Hoje, essa mutação é um conjunto de vantagens sólidas: dá imunidade ao HIV, melhora a memória e a capacidade de aprendizagem e ajuda a se recuperar mais rapidamente após um derrame ou lesão cerebral traumática. A única desvantagem conhecida no momento é uma diminuição na resistência do corpo à febre do Nilo Ocidental, mas essa doença é bastante rara. O único problema é que nenhum geneticista pode confirmar que uma mutação criada artificialmente não acarreta nenhum outro risco e não provoca mudanças imprevisíveis no corpo humano.

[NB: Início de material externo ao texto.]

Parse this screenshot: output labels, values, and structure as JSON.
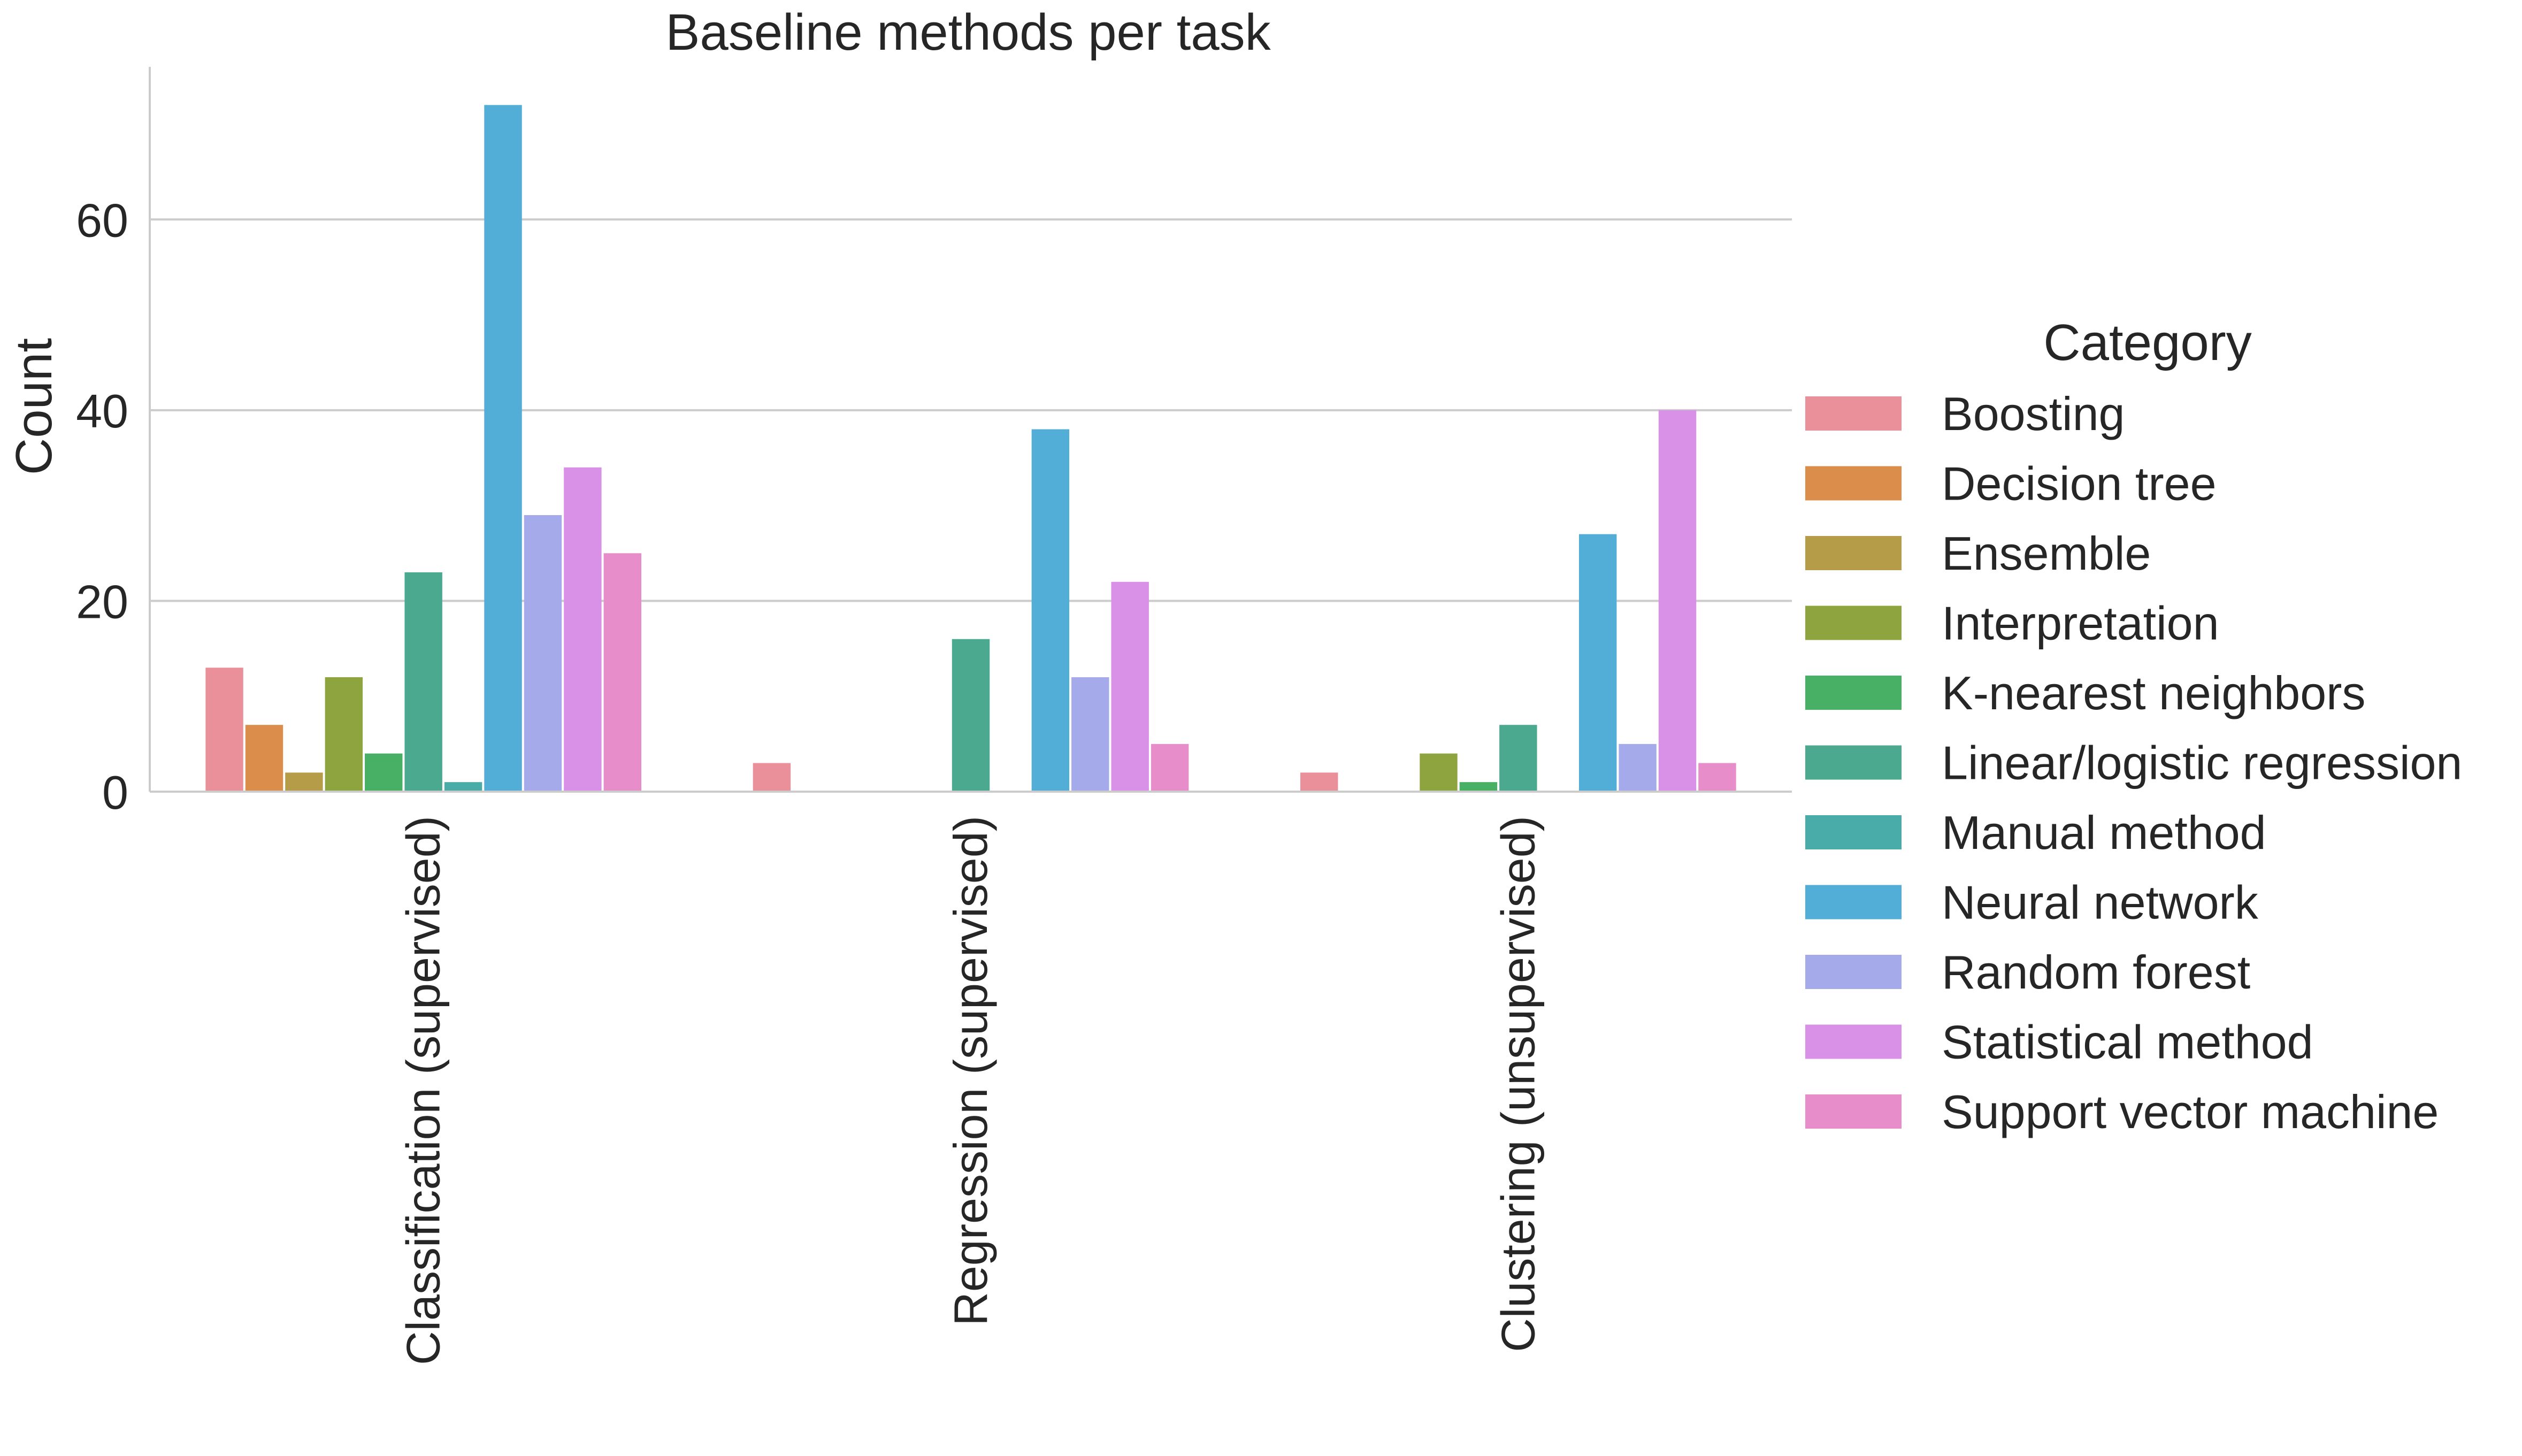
{
  "chart_data": {
    "type": "bar",
    "title": "Baseline methods per task",
    "xlabel": "",
    "ylabel": "Count",
    "ylim": [
      0,
      76
    ],
    "yticks": [
      0,
      20,
      40,
      60
    ],
    "grid": "horizontal",
    "legend_title": "Category",
    "legend_position": "right",
    "categories": [
      "Classification (supervised)",
      "Regression (supervised)",
      "Clustering (unsupervised)"
    ],
    "series": [
      {
        "name": "Boosting",
        "color": "#ea909a",
        "values": [
          13,
          3,
          2
        ]
      },
      {
        "name": "Decision tree",
        "color": "#db8e4c",
        "values": [
          7,
          0,
          0
        ]
      },
      {
        "name": "Ensemble",
        "color": "#b59c48",
        "values": [
          2,
          0,
          0
        ]
      },
      {
        "name": "Interpretation",
        "color": "#8da43f",
        "values": [
          12,
          0,
          4
        ]
      },
      {
        "name": "K-nearest neighbors",
        "color": "#47b064",
        "values": [
          4,
          0,
          1
        ]
      },
      {
        "name": "Linear/logistic regression",
        "color": "#4aa98e",
        "values": [
          23,
          16,
          7
        ]
      },
      {
        "name": "Manual method",
        "color": "#4aaca9",
        "values": [
          1,
          0,
          0
        ]
      },
      {
        "name": "Neural network",
        "color": "#52aed6",
        "values": [
          72,
          38,
          27
        ]
      },
      {
        "name": "Random forest",
        "color": "#a5aaea",
        "values": [
          29,
          12,
          5
        ]
      },
      {
        "name": "Statistical method",
        "color": "#d891e6",
        "values": [
          34,
          22,
          40
        ]
      },
      {
        "name": "Support vector machine",
        "color": "#e78dc9",
        "values": [
          25,
          5,
          3
        ]
      }
    ]
  }
}
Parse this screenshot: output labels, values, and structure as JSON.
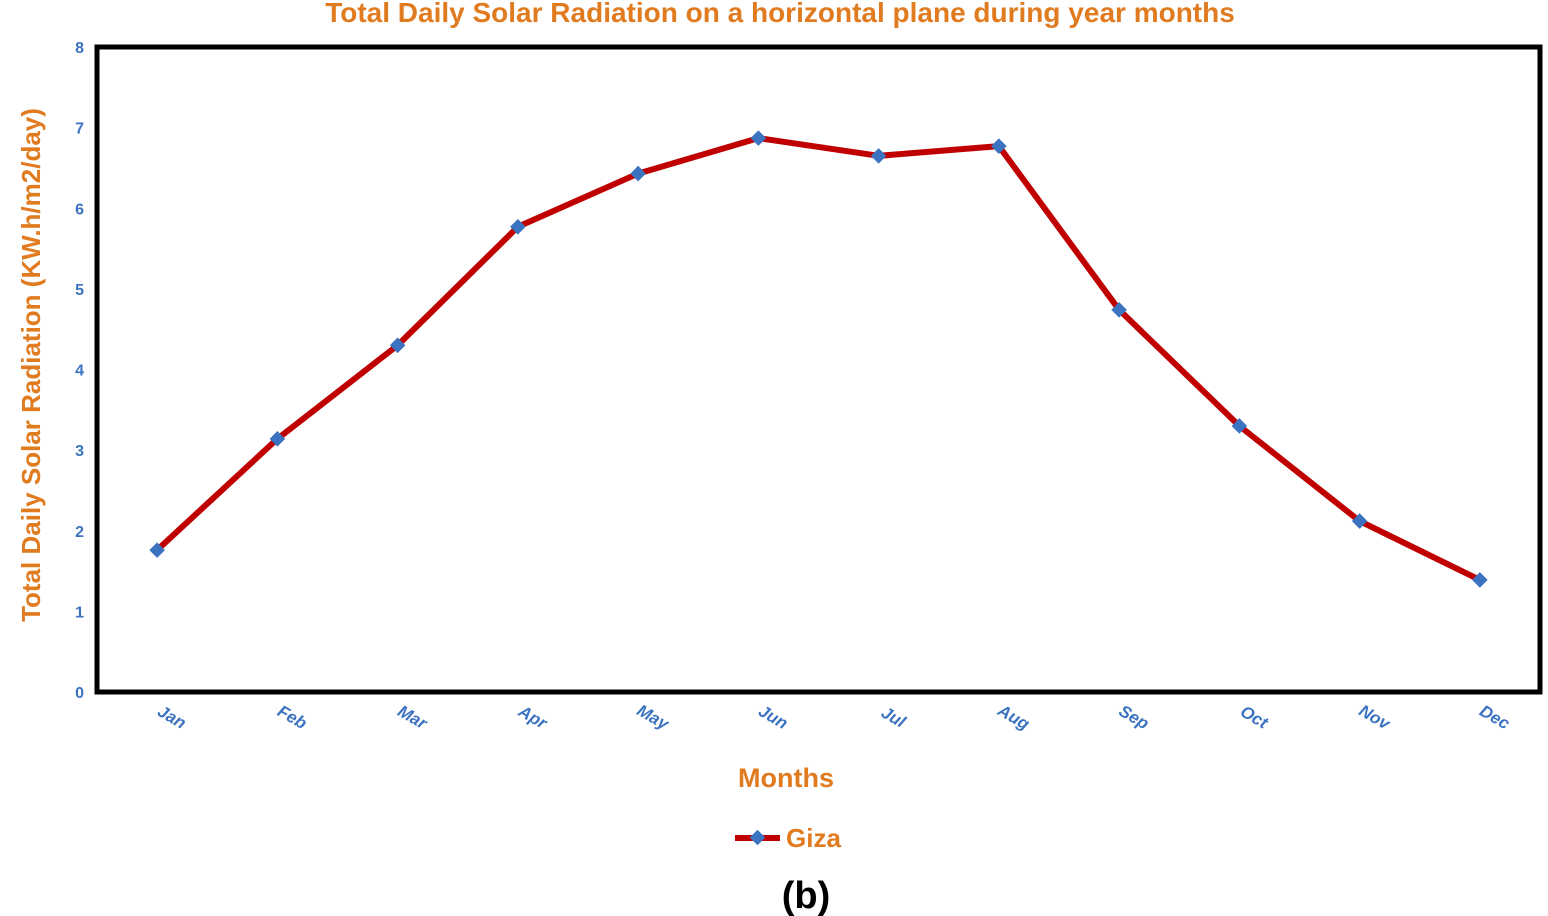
{
  "chart_data": {
    "type": "line",
    "title": "Total Daily Solar Radiation on a horizontal plane during year months",
    "xlabel": "Months",
    "ylabel": "Total Daily Solar Radiation (KW.h/m2/day)",
    "categories": [
      "Jan",
      "Feb",
      "Mar",
      "Apr",
      "May",
      "Jun",
      "Jul",
      "Aug",
      "Sep",
      "Oct",
      "Nov",
      "Dec"
    ],
    "series": [
      {
        "name": "Giza",
        "color": "#C00000",
        "marker_color": "#3B73C0",
        "values": [
          1.76,
          3.14,
          4.3,
          5.77,
          6.43,
          6.87,
          6.65,
          6.77,
          4.74,
          3.3,
          2.12,
          1.39
        ]
      }
    ],
    "ylim": [
      0,
      8
    ],
    "yticks": [
      "0",
      "1",
      "2",
      "3",
      "4",
      "5",
      "6",
      "7",
      "8"
    ],
    "grid": false,
    "legend": "bottom-center",
    "caption": "(b)"
  }
}
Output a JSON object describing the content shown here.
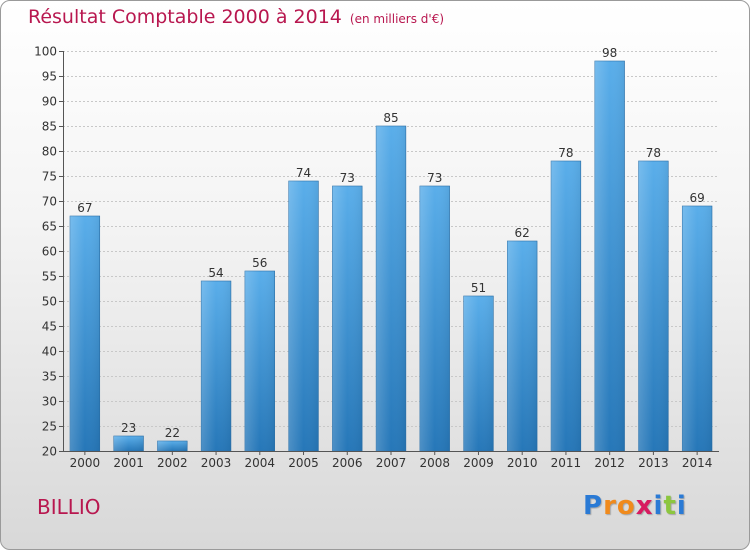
{
  "chart_data": {
    "type": "bar",
    "title": "Résultat Comptable 2000 à 2014",
    "unit_label": "(en milliers d'€)",
    "categories": [
      "2000",
      "2001",
      "2002",
      "2003",
      "2004",
      "2005",
      "2006",
      "2007",
      "2008",
      "2009",
      "2010",
      "2011",
      "2012",
      "2013",
      "2014"
    ],
    "values": [
      67,
      23,
      22,
      54,
      56,
      74,
      73,
      85,
      73,
      51,
      62,
      78,
      98,
      78,
      69
    ],
    "ylim": [
      20,
      100
    ],
    "yticks": [
      20,
      25,
      30,
      35,
      40,
      45,
      50,
      55,
      60,
      65,
      70,
      75,
      80,
      85,
      90,
      95,
      100
    ],
    "grid": true,
    "xlabel": "",
    "ylabel": ""
  },
  "commune": "BILLIO",
  "logo": {
    "letters": [
      "P",
      "r",
      "o",
      "x",
      "i",
      "t",
      "i"
    ],
    "colors": [
      "#2a7ad5",
      "#f08a1c",
      "#f08a1c",
      "#d81b60",
      "#2a7ad5",
      "#8cc63f",
      "#2a7ad5"
    ]
  },
  "colors": {
    "accent": "#b8174f",
    "bar_top": "#5aaeea",
    "bar_bottom": "#2677b8"
  }
}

Em março, Feng Zhang, Emmanuelle Charpentier e 16 outros geneticistas pediram uma moratória mundial de cinco anos sobre o uso da edição genética de embriões humanos para produzir humanos modificados. Os cientistas buscarão o apoio de vários países para a moratória.

Enquanto isso, sob o vídeo "Lulu e Nana: gêmeos nasceram saudáveis após cirurgia genética", mais de 2.500 comentários. “O trailer da sequência de Gattaca parece ótimo”, escreveu um comentarista (Gattaca é um filme distópico de 1997 sobre uma sociedade geneticamente modificada). “Estou encantado, mas estou com tanto medo”, escreve outro. “Você acabou de abrir a caixa de Pandora”, escreve um terceiro.

Sobre o futuro destino do cientista He Jiangkui, bem como sobre como as vidas de Mark e Grace se desenvolveram, nada se sabe - e é improvável que o mundo aprenderá algo novo em um futuro próximo. Em algum lugar da China, sob a supervisão de médicos e cientistas, Lulu e Nana estão crescendo - as primeiras crianças na história a nascer de embriões editados por humanos. E não há como prever como seu corpo reagirá à intervenção de geneticistas.